The Limits Of Monetary Policy In Addressing Today's Economic Crisis
Via Atrios (not sure what he thinks about this), the WSJ writes about the Fed's ability to lower interest rates has been rather ineffective at spurring demand:
The U.S. recovery is hobbled by an economic divide that separates Americans not by income or wealth but by their access to credit. The housing bust left behind millions of people with credit records damaged by plunging home prices, lost jobs, past overspending or bad luck. Many are now walled off from the low interest rates engineered by the Federal Reserve to spur the economy and remedy the aftereffects of the borrowing boom.

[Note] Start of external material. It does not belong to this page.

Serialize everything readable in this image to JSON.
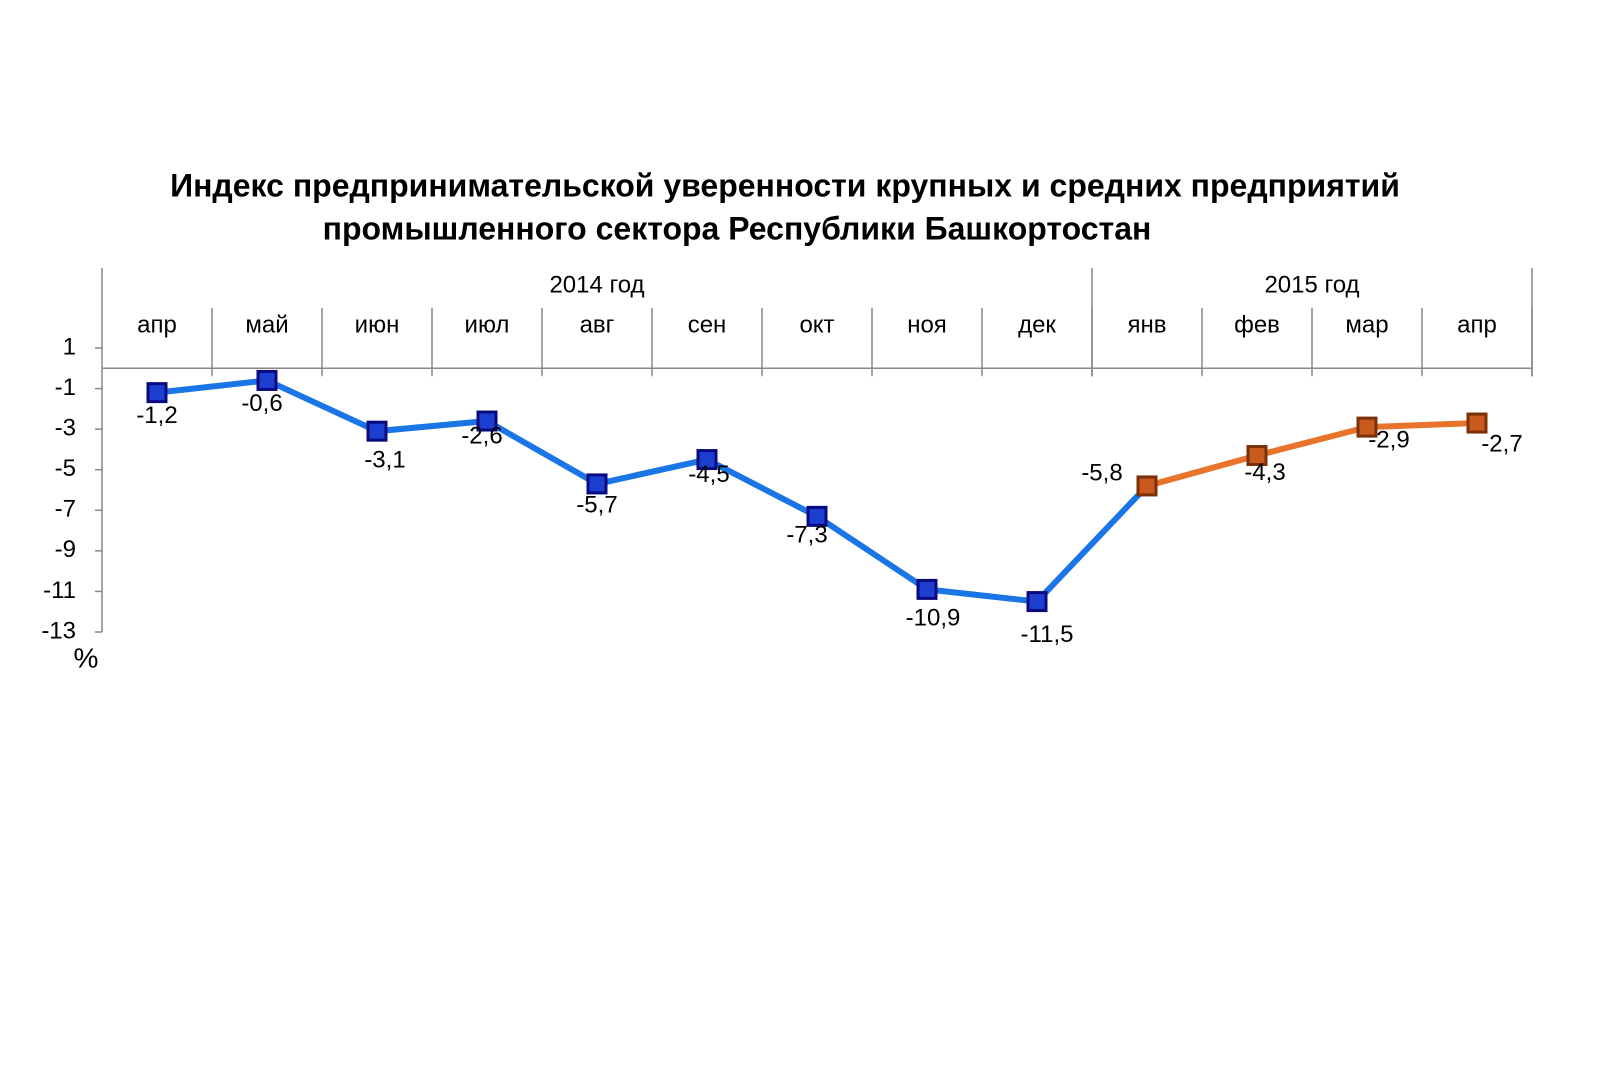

Shrunken access among credit have-nots is triggering more than personal plight. It has weakened the influence of the Fed—one of the best hopes for spurring stronger economic growth—and raised doubts within the central bank about whether it is doing much to reduce unemployment.
The credit divide factors into their thinking. Fed officials have been frustrated in the past year that low interest rate policies haven't reached enough Americans to spur stronger growth, the way economics textbooks say low rates should.
It never factored into the VSP's thinking about the housing and homeowner crisis. This is the failure of Tim Geithner especially, who blocked real help for homeowners while choosing to give free money to the banks.
The banks are fine now. The country is not.
Geithner remains a corrupt incompetent who, if Obama loses, will be the cause of the loss.